LIFE 2014-2020: Launch of next calls for projects in JuneApril 30, 2014
Hat: LIFE: EU’s funding instrument for environment and climate action
Funding Scheme: 2014-04-29
The first calls for proposals under the new LIFE programme 2014-2020 will be launched starting from June, 16th 2014.
LIFE 2014-2020 is the new EU’s funding instrument for the environment and the climate action. Its main objectives are to contribute to the implementation, updating and development of EU environmental and climate action policy and legislation by co-financing different categories of projects and supporting non-profit entities in their activities. Moreover it intends to boost the private sector to invest more in natural capital management projects.

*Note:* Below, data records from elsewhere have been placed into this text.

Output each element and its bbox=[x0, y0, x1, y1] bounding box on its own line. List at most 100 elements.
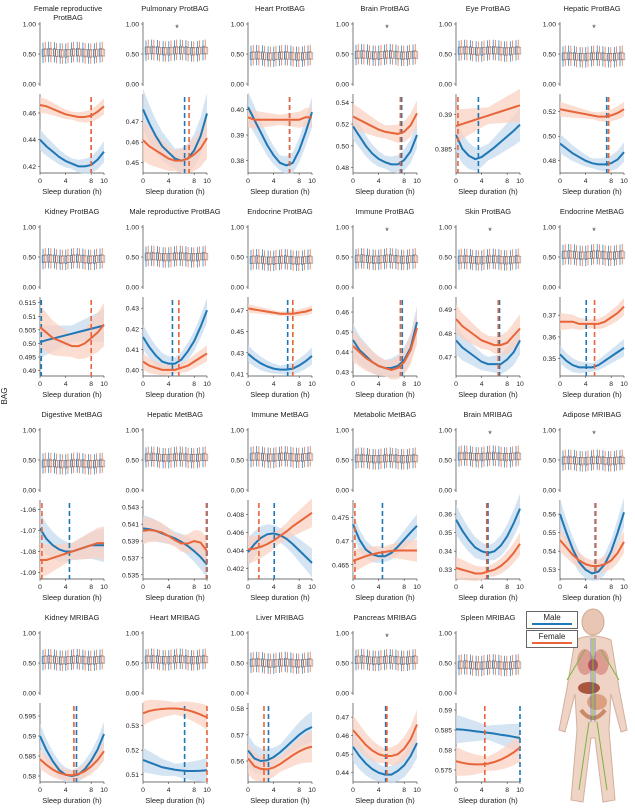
box-iqr bbox=[385, 254, 388, 263]
box-iqr bbox=[388, 655, 392, 664]
curve-y-tick-label: 0.58 bbox=[439, 748, 452, 755]
curve-y-tick-label: 0.38 bbox=[231, 158, 244, 165]
box-y-tick-label: 0.00 bbox=[543, 488, 556, 495]
box-iqr bbox=[613, 457, 616, 466]
box-iqr bbox=[379, 255, 383, 264]
box-overall bbox=[99, 49, 106, 57]
legend-male: Male bbox=[526, 611, 578, 629]
box-iqr bbox=[511, 46, 514, 55]
male-series-line bbox=[352, 523, 418, 558]
panel-title: Immune MetBAG bbox=[251, 410, 309, 419]
curve-y-tick-label: 0.58 bbox=[23, 774, 36, 781]
box-iqr bbox=[266, 453, 270, 462]
box-iqr bbox=[463, 254, 466, 263]
box-y-tick-label: 1.00 bbox=[336, 631, 349, 638]
box-iqr bbox=[297, 52, 300, 61]
box-iqr bbox=[101, 458, 104, 467]
box-iqr bbox=[175, 452, 178, 461]
curve-y-tick-label: 0.537 bbox=[122, 555, 139, 562]
box-iqr bbox=[283, 658, 287, 666]
box-iqr bbox=[301, 659, 304, 668]
significance-star: * bbox=[488, 429, 492, 439]
box-iqr bbox=[388, 254, 392, 263]
box-y-tick-label: 0.00 bbox=[336, 285, 349, 292]
curve-y-tick-label: 0.59 bbox=[439, 708, 452, 715]
box-iqr bbox=[190, 253, 193, 262]
curve-y-tick-label: 0.59 bbox=[23, 734, 36, 741]
box-iqr bbox=[563, 455, 567, 464]
curve-x-tick-label: 8 bbox=[192, 381, 196, 388]
curve-x-tick-label: 8 bbox=[297, 787, 301, 794]
box-iqr bbox=[408, 255, 411, 263]
box-iqr bbox=[72, 655, 75, 664]
box-iqr bbox=[362, 254, 366, 263]
curve-y-tick-label: 0.53 bbox=[126, 723, 139, 730]
box-iqr bbox=[406, 51, 409, 60]
box-iqr bbox=[93, 255, 96, 264]
box-iqr bbox=[379, 51, 383, 59]
box-iqr bbox=[509, 256, 512, 265]
female-series-line bbox=[352, 327, 418, 372]
curve-x-tick-label: 0 bbox=[141, 787, 145, 794]
box-y-tick-label: 0.50 bbox=[126, 52, 139, 59]
box-iqr bbox=[360, 655, 363, 664]
box-iqr bbox=[196, 454, 199, 463]
curve-x-tick-label: 4 bbox=[167, 381, 171, 388]
curve-y-tick-label: 0.34 bbox=[439, 549, 452, 556]
curve-x-tick-label: 8 bbox=[402, 787, 406, 794]
box-iqr bbox=[613, 251, 616, 260]
box-iqr bbox=[567, 51, 570, 60]
box-iqr bbox=[192, 47, 195, 56]
box-iqr bbox=[93, 460, 96, 469]
curve-y-tick-label: 0.585 bbox=[435, 728, 452, 735]
box-iqr bbox=[283, 452, 287, 461]
male-series-line bbox=[352, 125, 418, 166]
box-iqr bbox=[167, 253, 170, 262]
female-series-line bbox=[39, 104, 105, 118]
curve-x-tick-label: 10 bbox=[203, 178, 211, 185]
female-series-line bbox=[455, 104, 521, 127]
curve-x-tick-label: 10 bbox=[100, 178, 108, 185]
box-y-tick-label: 0.00 bbox=[23, 488, 36, 495]
curve-y-tick-label: 0.36 bbox=[439, 512, 452, 519]
curve-y-tick-label: 0.43 bbox=[126, 306, 139, 313]
box-iqr bbox=[297, 454, 300, 462]
box-overall bbox=[307, 659, 314, 667]
box-y-tick-label: 1.00 bbox=[23, 225, 36, 232]
box-iqr bbox=[255, 658, 258, 666]
curve-y-tick-label: 0.58 bbox=[231, 706, 244, 713]
curve-x-tick-label: 8 bbox=[297, 381, 301, 388]
box-iqr bbox=[491, 660, 495, 669]
curve-y-tick-label: 0.385 bbox=[435, 146, 452, 153]
curve-x-tick-label: 8 bbox=[192, 584, 196, 591]
box-iqr bbox=[620, 51, 624, 60]
male-series-line bbox=[39, 324, 105, 344]
curve-y-tick-label: 0.595 bbox=[19, 714, 36, 721]
box-iqr bbox=[607, 457, 610, 466]
panel: Eye ProtBAG 0.00 0.50 1.00 0.385 0.39 0 4 8 10 Sle… bbox=[435, 4, 524, 196]
box-iqr bbox=[161, 454, 165, 462]
x-axis-label: Sleep duration (h) bbox=[562, 187, 622, 196]
box-iqr bbox=[66, 48, 70, 57]
box-iqr bbox=[362, 50, 366, 59]
x-axis-label: Sleep duration (h) bbox=[145, 593, 205, 602]
box-iqr bbox=[488, 451, 491, 460]
box-iqr bbox=[283, 255, 287, 264]
box-iqr bbox=[471, 453, 474, 461]
box-iqr bbox=[257, 51, 261, 60]
box-iqr bbox=[47, 48, 50, 56]
curve-y-tick-label: 0.585 bbox=[19, 754, 36, 761]
box-iqr bbox=[368, 255, 371, 264]
box-iqr bbox=[371, 656, 375, 665]
curve-x-tick-label: 4 bbox=[64, 178, 68, 185]
box-y-tick-label: 1.00 bbox=[23, 428, 36, 435]
panel: Digestive MetBAG 0.00 0.50 1.00 -1.06 -1.07 -1… bbox=[21, 410, 108, 602]
curve-x-tick-label: 4 bbox=[167, 584, 171, 591]
panel-title: Pulmonary ProtBAG bbox=[141, 4, 209, 13]
box-iqr bbox=[360, 453, 363, 462]
box-overall bbox=[202, 253, 209, 261]
box-iqr bbox=[196, 656, 199, 665]
box-iqr bbox=[471, 661, 474, 670]
male-series-line bbox=[142, 759, 208, 772]
box-iqr bbox=[196, 47, 199, 56]
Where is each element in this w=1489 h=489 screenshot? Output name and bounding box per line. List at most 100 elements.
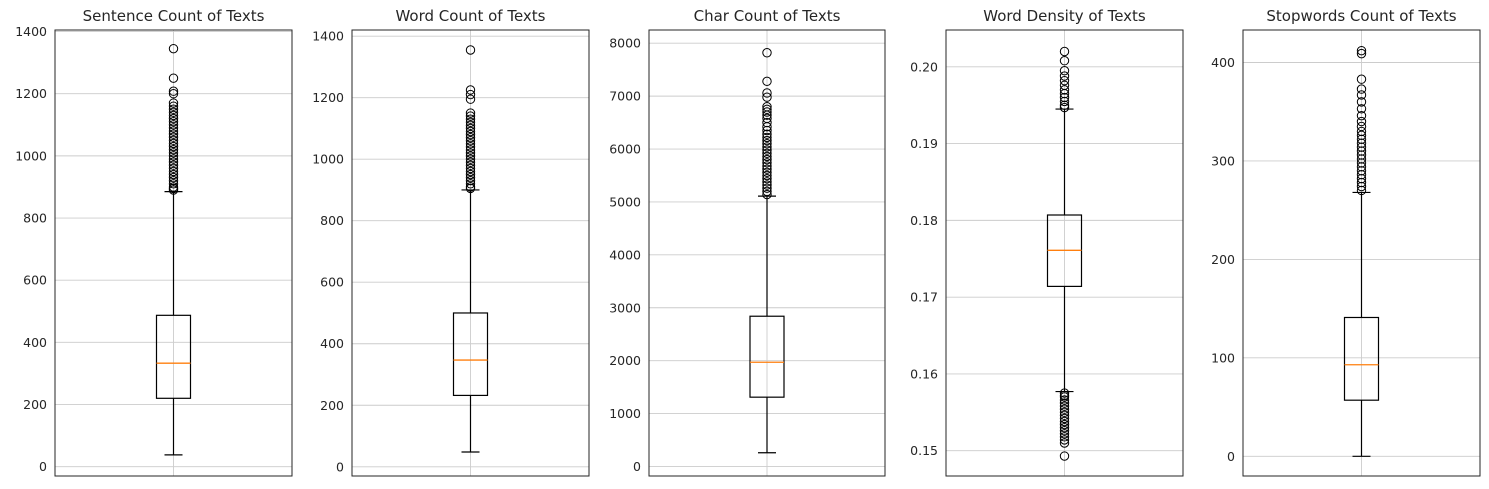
- outlier-point: [1059, 65, 1070, 76]
- axes-frame: [54, 29, 293, 477]
- outlier-point: [168, 73, 179, 83]
- outlier-point: [1059, 404, 1070, 414]
- outlier-point: [1059, 71, 1070, 81]
- outlier-point: [168, 148, 179, 158]
- outlier-point: [1356, 116, 1367, 127]
- outlier-point: [1356, 45, 1367, 56]
- outlier-point: [465, 151, 476, 161]
- outlier-point: [1356, 177, 1367, 188]
- outlier-point: [168, 113, 179, 124]
- outlier-point: [1356, 170, 1367, 180]
- outlier-point: [168, 89, 179, 99]
- outlier-point: [168, 160, 179, 170]
- outlier-point: [168, 43, 179, 54]
- outlier-point: [465, 114, 476, 124]
- outlier-point: [762, 129, 772, 139]
- outlier-point: [1356, 146, 1367, 156]
- y-tick-label: 1400: [312, 29, 344, 44]
- outlier-point: [762, 158, 772, 168]
- outlier-point: [1059, 92, 1070, 103]
- outlier-point: [168, 163, 179, 174]
- outlier-point: [1059, 75, 1070, 86]
- outlier-point: [762, 173, 772, 184]
- outlier-point: [168, 176, 179, 186]
- outlier-point: [168, 107, 179, 118]
- y-tick-label: 1200: [312, 90, 344, 105]
- outlier-point: [168, 104, 179, 114]
- outlier-point: [762, 170, 772, 181]
- y-tick-label: 0: [633, 459, 641, 474]
- outlier-point: [762, 135, 772, 146]
- outlier-point: [762, 92, 772, 102]
- outlier-point: [168, 151, 179, 161]
- y-tick-label: 800: [23, 211, 47, 226]
- outlier-point: [465, 179, 476, 189]
- outlier-point: [465, 163, 476, 174]
- outlier-point: [762, 107, 772, 117]
- outlier-point: [1356, 162, 1367, 172]
- outlier-point: [1356, 142, 1367, 152]
- outlier-point: [465, 111, 476, 121]
- y-tick-label: 400: [1211, 55, 1235, 70]
- y-tick-label: 100: [1211, 350, 1235, 365]
- outlier-point: [465, 169, 476, 180]
- chart-panel-2: 0 200 400 600 800 1000 1200 1400 Word Count of T…: [312, 7, 590, 477]
- outlier-point: [1356, 150, 1367, 160]
- outlier-point: [762, 189, 772, 200]
- outlier-point: [168, 126, 179, 136]
- chart-title: Char Count of Texts: [694, 7, 841, 25]
- outlier-point: [762, 110, 772, 120]
- outlier-point: [168, 120, 179, 130]
- outlier-point: [465, 85, 476, 95]
- outlier-point: [762, 76, 772, 87]
- outlier-point: [465, 166, 476, 177]
- outlier-point: [762, 164, 772, 174]
- outlier-point: [762, 183, 772, 193]
- y-tick-label: 7000: [609, 89, 641, 104]
- y-tick-label: 1200: [15, 86, 47, 101]
- chart-title: Word Density of Texts: [983, 7, 1146, 25]
- outlier-point: [1059, 429, 1070, 439]
- outlier-point: [1356, 90, 1367, 100]
- outlier-point: [762, 48, 772, 58]
- outlier-point: [1356, 48, 1367, 59]
- y-tick-label: 0.16: [910, 366, 938, 381]
- outlier-point: [168, 110, 179, 121]
- outlier-point: [1356, 97, 1367, 107]
- y-tick-label: 4000: [609, 247, 641, 262]
- chart-panel-5: 0 100 200 300 400 Stopwords Count of Texts: [1211, 7, 1481, 477]
- outlier-point: [465, 136, 476, 146]
- outlier-point: [762, 145, 772, 155]
- outlier-point: [168, 185, 179, 195]
- outlier-point: [1059, 426, 1070, 436]
- outlier-point: [465, 123, 476, 134]
- outlier-point: [1356, 138, 1367, 148]
- outlier-point: [1356, 181, 1367, 192]
- outlier-point: [168, 144, 179, 155]
- outlier-point: [1356, 166, 1367, 176]
- y-tick-label: 0: [39, 459, 47, 474]
- outlier-point: [168, 135, 179, 146]
- outlier-point: [465, 142, 476, 152]
- outlier-point: [762, 148, 772, 158]
- y-tick-label: 5000: [609, 194, 641, 209]
- outlier-point: [1356, 110, 1367, 121]
- outlier-point: [168, 169, 179, 180]
- y-tick-label: 1000: [15, 148, 47, 163]
- y-tick-label: 8000: [609, 36, 641, 51]
- outlier-point: [465, 172, 476, 183]
- outlier-point: [465, 139, 476, 149]
- y-tick-label: 2000: [609, 353, 641, 368]
- outlier-point: [465, 132, 476, 143]
- y-tick-label: 200: [23, 397, 47, 412]
- y-tick-label: 200: [1211, 252, 1235, 267]
- y-tick-label: 600: [23, 273, 47, 288]
- outlier-point: [465, 120, 476, 131]
- outlier-point: [762, 142, 772, 152]
- chart-title: Word Count of Texts: [395, 7, 545, 25]
- y-tick-label: 1400: [15, 24, 47, 39]
- outlier-point: [1059, 100, 1070, 110]
- outlier-point: [762, 139, 772, 149]
- chart-panel-3: 0 1000 2000 3000 4000 5000 6000 7000 8000 Char Co…: [609, 7, 886, 477]
- outlier-point: [762, 132, 772, 143]
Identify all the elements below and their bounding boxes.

The definitive structure of the programme bids fair to become an excellent instrument in contributing to the shift towards a resource efficient, low-carbon and climate-resilient economy. In fact, it will support a better environmental and climate governance at all levels, also by implementing the 7th Environment Action Programme. LIFE is conceived to fill gaps by addressing environmental issues that are not dealt with by other EU Funds and it provides a platform to discuss easy and cost-efficient ways of implementing EU environmental and climate legislation by both the public and private sectors.
LIFE started in 1992 and up to the present we can count four complete phases of the programme (LIFE I: 1992-1995, LIFE II: 1996-1999, LIFE III: 2000-2006 and LIFE+: 2007-2013). During this period, LIFE has co-financed some 3954 projects across the EU, contributing approximately €3.1 billion to the protection of the environment. Over the next seven years, the new LIFE programme will provide 3,456 million euro, including 2,592 million euro for environment and 864 million euro specifically for climate action.
What are the most innovative elements introduced by the new programme?
Firstly, LIFE introduced for the first time a specific sub-programme for the climate action which will be managed and implemented by the DG CLIMA. Indeed, the framework programme is composed of two sub-programmes. The ‘Environment’ strand of the new programme covers the three following priority areas: environment and resource efficiency; nature and biodiversity; and environmental governance and information. The ‘Climate Action’ strand covers climate change mitigation; climate change adaptation; and climate governance and information.
Secondly, besides traditional projects which mean best-practice/demonstration/pilot/information projects (i.e. similar to those currently funded under LIFE+ Nature, Biodiversity, Environment and Information & Communication), the new funding instrument will allocate grants for other kind of projects. Projects concerned will be:
– Technical assistance projects
– Capacity building projects
– Preparatory projects&nbs
– Integrated projects
The last category of projects is probably the most interesting one as integrated projects aim at implementing strategies on a large territorial coverage and mobilising other private or public funds. These projects should improve the integration of environment and climate aspects into other EU policies. To do this they will need to be inclusive, so they require stakeholders to be involved.
Thirdly, LIFE will allocate operating grants addressed to non profit organisations supporting their administrative costs for projects with an environment or climate issue of Union’s interest. Moreover, funding also will be provided through innovative financial instruments: the Private Financing for Energy Efficiency Instrument (PF4EE) and the Natural Capital Financing Facility (NCFF) which will make available loans and direct/indirect guarantees for about 40 million euro.
These two new financial instruments will be managed by the European Investment Bank. It is also useful to underline that the Commission has delegated the implementation of many components of the LIFE programme to the Executive Agency for Small and Medium-sized Enterprises.
Finally the selection procedure for action grants can be made up of one or two-stage, depending on the project type. So, for integrated projects a two-stage procedure has been foreseen while for other kind of projects the selection is based on a single stage.